GC and disk IO (transactional log in particular) will cause significant
latency in some cases. See this for details on the types of things you
should look at:
http://wiki.apache.org/hadoop/ZooKeeper/Troubleshooting
I've seen cases where the JVM will pause for 2+ minutes for GC, in some
cases I've seen 4+ and I've heard of worse than that. Tuning GC (in
particular using incremental/cms gc) is critical for consistently low
latencies.
Patrick
Josh Scheid wrote:
On Fri, Jan 22, 2010 at 17:48, Mahadev Konar <maha...@yahoo-inc.com> wrote:
The server latency does seem huge. What os and hardware are you running it
on?
RHEL4 2.8GHz 2-core AMD. 8GB RAM.
I will check with my admin for evidence of swap activity, but I don't
anticipate any.
This is bursty. I'm currently seeing ~200 connections, but maxlat in
the last hour has been 185ms with 4ms avg.

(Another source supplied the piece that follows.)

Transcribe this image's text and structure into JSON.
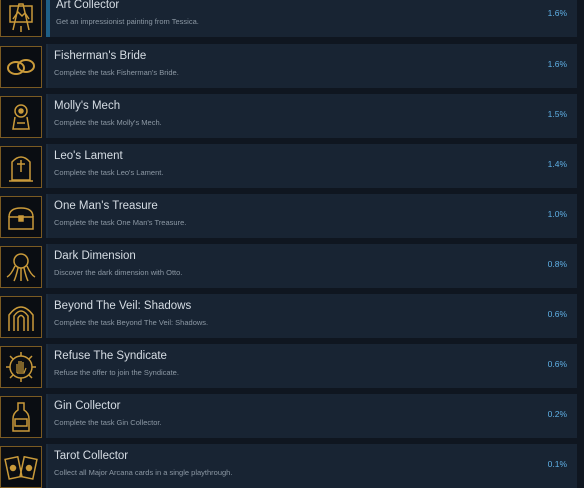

What is usage model of zookeeper?
Distributed lock service. Using the lock recipe. Hosts hold a lock
for 5s to a couple of minutes with zero to dozens of waiters.
How much memory are you allocating to the server?
That's a good question. I'm not an expert at java deployment. I just
use zkServer.sh defaults.
sun-jre 1.6.0_14. It's taking 1188MB of virtual memory right now,
100MB resident.
The debug well exacerbate the problem.
OK.
A dedicated disk means the following:
Zookeeper has snapshots and transaction logs. The datadir is the directory
that stores the transaction logs. Its highly recommended that this directory
be on a separate disk that isnt being used by any other process. The
snapshots can sit on a disk that is being used by the OS and can be shared.
Yeah, I understand. I just need to get that set up and was hoping
that my load wouldn't warrant it.
Also, Pat ran some tests for serve lantecies at:
http://wiki.apache.org/hadoop/ZooKeeper/ServiceLatencyOverview
You can take a look at that as well and see what the expected performance
should be for your workload.
I will take a look at that. Thank you for your time.
-Josh